The Democratic Progress Party's constitution stipulates that the President may serve directly as Party Chairman without an election during the ruling period, and that the Party Chairman is elected by party members during the opposition period. The Party constitution of the Kuomintang provides that the party chairman is directly elected by party members.

The current chairman of the Democratic Progressive Party is President Lai Ching-te. The current chairman of the Kuomintang is former Vice Premier Eric Chu.

=== Turkey ===
In Turkey, the party chairpersons are the de facto party leaders. The leaders of all major political parties are chosen during their respective political party's leadership conventions upon the completion of a leadership election. Exceptions to this process sometimes occur when Members of Parliament leave their former party to form a new party. It is possible to co-chair a party. The party leader is the most prominent politician of the party and is usually considered to become the head of government. However, a party leader may also put forward a different candidate for the elections. The party leader (chairperson) can not be the same as the party's General Secretary.

=== United Kingdom ===
The method of selection of the party leader varies from party to party, though often it will involve an election involving all or part of the party membership. In some parties, only incumbent members of the parliamentary party, or particular party office-holders, may vote; in others, such as the British Labour Party, though the entire membership is eligible to vote, some electors may have a much larger share of the vote than others (see also Superdelegate for a similar concept). If only one candidate emerges, they are said to be "elected by acclamation" or "ratified" by the general membership (sometimes the term "anointed" occurs informally or in media discourse).

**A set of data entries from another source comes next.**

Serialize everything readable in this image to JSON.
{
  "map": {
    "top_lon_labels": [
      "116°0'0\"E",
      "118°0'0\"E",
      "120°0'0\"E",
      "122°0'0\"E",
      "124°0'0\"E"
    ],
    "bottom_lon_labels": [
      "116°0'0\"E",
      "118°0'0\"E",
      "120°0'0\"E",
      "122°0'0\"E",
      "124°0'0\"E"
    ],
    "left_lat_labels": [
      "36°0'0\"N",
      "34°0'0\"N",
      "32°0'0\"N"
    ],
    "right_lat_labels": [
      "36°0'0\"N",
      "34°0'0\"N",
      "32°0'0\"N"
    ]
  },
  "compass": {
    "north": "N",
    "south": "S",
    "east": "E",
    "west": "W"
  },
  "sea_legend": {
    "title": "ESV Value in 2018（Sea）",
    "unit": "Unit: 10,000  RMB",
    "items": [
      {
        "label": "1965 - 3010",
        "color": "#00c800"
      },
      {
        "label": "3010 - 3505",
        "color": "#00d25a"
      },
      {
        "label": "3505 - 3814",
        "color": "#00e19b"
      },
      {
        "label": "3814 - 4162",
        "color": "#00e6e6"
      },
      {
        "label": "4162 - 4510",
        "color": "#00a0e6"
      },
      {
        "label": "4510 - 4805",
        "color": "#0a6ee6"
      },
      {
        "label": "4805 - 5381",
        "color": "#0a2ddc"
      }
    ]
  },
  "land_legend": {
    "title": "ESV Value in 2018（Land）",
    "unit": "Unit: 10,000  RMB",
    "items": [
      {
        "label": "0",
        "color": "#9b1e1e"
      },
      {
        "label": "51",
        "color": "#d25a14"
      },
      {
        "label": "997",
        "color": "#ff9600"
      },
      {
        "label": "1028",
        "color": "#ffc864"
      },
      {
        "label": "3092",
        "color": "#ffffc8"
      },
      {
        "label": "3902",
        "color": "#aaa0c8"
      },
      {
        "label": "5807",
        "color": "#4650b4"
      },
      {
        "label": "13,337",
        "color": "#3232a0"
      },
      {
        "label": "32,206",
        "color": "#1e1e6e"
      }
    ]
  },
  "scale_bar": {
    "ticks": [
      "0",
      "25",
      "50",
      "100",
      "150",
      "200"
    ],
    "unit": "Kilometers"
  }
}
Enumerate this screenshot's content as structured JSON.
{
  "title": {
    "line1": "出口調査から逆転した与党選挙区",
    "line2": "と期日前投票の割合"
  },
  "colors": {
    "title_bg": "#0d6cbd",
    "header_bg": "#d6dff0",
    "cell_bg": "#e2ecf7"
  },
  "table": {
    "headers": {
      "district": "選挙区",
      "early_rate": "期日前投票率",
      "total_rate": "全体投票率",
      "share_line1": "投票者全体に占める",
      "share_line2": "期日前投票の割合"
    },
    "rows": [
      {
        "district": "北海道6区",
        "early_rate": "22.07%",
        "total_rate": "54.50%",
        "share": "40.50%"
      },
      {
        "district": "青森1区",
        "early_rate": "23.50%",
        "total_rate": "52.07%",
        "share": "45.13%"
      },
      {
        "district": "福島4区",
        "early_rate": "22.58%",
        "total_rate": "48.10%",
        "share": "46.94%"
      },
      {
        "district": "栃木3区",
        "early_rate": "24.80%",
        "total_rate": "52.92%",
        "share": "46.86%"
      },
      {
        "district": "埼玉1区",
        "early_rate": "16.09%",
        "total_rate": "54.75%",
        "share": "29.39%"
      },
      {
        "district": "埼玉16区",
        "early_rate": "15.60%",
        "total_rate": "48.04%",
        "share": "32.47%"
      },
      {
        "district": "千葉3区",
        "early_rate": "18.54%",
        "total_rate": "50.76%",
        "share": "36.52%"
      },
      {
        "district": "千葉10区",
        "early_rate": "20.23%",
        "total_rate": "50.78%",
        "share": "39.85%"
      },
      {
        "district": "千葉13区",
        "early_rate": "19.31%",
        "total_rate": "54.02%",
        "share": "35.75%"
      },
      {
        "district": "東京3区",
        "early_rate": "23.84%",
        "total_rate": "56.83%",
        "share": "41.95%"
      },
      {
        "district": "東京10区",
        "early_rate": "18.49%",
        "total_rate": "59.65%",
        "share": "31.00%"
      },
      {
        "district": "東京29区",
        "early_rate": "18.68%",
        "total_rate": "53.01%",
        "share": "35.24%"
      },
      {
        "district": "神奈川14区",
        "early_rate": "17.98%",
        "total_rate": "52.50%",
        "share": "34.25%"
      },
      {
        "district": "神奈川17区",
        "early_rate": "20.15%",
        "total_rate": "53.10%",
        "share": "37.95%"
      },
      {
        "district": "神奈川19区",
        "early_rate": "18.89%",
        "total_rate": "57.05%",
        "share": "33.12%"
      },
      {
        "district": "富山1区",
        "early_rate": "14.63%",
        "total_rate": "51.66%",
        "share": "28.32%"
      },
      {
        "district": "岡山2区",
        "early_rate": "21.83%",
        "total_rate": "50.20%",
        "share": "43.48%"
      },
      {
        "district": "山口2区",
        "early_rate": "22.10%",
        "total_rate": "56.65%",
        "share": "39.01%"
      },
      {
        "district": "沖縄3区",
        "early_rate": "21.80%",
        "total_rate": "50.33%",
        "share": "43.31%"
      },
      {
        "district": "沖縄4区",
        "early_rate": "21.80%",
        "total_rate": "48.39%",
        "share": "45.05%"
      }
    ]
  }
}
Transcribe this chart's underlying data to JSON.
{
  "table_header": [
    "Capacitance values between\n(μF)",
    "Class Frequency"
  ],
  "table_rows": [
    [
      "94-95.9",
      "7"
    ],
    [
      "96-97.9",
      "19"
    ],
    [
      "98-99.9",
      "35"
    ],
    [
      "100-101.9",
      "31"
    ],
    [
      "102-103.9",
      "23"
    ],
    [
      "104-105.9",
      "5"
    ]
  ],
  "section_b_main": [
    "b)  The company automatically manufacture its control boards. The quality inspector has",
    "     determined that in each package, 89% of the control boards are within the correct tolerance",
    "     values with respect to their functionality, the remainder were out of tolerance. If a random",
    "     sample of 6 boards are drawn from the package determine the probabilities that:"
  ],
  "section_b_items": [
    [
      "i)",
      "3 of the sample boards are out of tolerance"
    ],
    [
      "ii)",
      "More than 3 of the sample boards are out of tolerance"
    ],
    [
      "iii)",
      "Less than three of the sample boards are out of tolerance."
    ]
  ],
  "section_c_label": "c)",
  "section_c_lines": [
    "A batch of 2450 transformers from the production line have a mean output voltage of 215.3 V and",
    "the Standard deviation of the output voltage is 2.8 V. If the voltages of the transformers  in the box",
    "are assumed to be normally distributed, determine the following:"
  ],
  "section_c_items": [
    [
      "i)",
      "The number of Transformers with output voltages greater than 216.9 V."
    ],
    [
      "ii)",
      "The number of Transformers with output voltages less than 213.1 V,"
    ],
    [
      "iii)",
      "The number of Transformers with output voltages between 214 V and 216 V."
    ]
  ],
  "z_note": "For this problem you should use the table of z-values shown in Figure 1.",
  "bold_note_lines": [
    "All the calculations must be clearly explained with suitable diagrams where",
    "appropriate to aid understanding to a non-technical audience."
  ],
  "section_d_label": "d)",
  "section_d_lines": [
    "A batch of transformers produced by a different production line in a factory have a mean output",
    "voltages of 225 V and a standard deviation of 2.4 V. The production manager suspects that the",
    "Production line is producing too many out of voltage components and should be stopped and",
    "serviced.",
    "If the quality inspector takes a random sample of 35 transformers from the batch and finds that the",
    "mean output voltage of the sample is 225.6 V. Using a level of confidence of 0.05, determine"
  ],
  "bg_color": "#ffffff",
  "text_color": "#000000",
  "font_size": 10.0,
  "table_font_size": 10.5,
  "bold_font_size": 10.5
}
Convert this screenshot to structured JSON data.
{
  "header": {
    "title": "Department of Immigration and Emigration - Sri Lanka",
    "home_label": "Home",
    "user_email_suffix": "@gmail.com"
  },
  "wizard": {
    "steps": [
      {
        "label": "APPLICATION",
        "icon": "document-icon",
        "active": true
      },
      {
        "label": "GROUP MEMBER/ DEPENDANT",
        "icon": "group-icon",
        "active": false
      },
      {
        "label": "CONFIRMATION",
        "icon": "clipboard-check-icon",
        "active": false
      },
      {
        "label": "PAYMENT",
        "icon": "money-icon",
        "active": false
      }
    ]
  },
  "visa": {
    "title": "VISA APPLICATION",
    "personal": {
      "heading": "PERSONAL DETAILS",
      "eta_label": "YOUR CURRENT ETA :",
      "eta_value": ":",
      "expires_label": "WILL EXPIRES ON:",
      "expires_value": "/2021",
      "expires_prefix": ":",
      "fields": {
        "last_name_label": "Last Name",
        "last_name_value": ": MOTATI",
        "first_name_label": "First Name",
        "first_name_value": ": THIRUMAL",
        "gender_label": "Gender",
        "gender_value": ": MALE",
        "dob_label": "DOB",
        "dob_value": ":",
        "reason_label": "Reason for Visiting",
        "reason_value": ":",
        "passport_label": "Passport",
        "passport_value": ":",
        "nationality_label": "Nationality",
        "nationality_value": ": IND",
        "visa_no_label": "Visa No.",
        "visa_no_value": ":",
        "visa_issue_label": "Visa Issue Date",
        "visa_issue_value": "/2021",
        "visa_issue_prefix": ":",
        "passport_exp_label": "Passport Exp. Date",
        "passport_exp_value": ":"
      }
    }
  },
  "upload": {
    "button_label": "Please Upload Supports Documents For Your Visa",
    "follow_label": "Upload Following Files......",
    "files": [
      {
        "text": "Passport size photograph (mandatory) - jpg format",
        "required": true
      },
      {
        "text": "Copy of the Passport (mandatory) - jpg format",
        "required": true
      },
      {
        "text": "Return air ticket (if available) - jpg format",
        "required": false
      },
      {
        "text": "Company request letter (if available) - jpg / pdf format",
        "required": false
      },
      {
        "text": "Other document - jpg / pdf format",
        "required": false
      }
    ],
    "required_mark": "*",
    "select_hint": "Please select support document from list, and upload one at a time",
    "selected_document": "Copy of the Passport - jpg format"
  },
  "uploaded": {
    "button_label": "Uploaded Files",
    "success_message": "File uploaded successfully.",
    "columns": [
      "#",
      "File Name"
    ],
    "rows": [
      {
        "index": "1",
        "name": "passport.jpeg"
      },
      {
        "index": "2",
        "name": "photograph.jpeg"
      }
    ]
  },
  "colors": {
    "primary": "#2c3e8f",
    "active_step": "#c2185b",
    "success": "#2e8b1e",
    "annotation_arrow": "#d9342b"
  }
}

Sir Keir Starmer is leader of the Labour Party and Prime Minister, while Kemi Badenoch was elected the leader of the Conservative Party, and thus Leader of the Opposition, in November 2024.

===United States===
If elected, political parties have party leaders in the executive branch of the United States government. The President becomes the de facto leader of their respective political party once elected, and the Vice President likewise holds a leadership role as both the second-highest executive officer and the President of the Senate. However, major parties also generally have a National Committee as their governing body, which has separate leadership roles.

The legislative branch, otherwise known as the United States Congress, is made up of the upper chamber, the Senate, and the lower chamber, the House of Representatives, with party-elected leaders in each. The leader of the party with most of the representation (sometimes called the party-in-power) in each case is known as the majority leader, whereas the leader of the opposing party with the most members is known as the minority leader.

Party leaders in the United States Senate have been elected by their respective political parties' caucuses since 1913. They include President of the Senate JD Vance, President Pro Tempore of the United States Senate Chuck Grassley, Senate Majority Leader John Thune and Senate Majority Whip John Barrasso on the Republican side, and Senate Minority Leader Chuck Schumer and Senate Minority Whip Dick Durbin on the Democratic side.

The party leaders of the House of Representatives are elected by their respective parties in the House by secret ballot. The Republican Party is represented in the House by Speaker of the House of Representatives Mike Johnson, whereas the Democratic Party is represented by Minority Leader Hakeem Jeffries. In the House of Representatives, the most powerful official is the House-elected Speaker.

Ken Martin serves as the chair of the Democratic Party, while Joe Gruters serves as the chair of the Republican Party.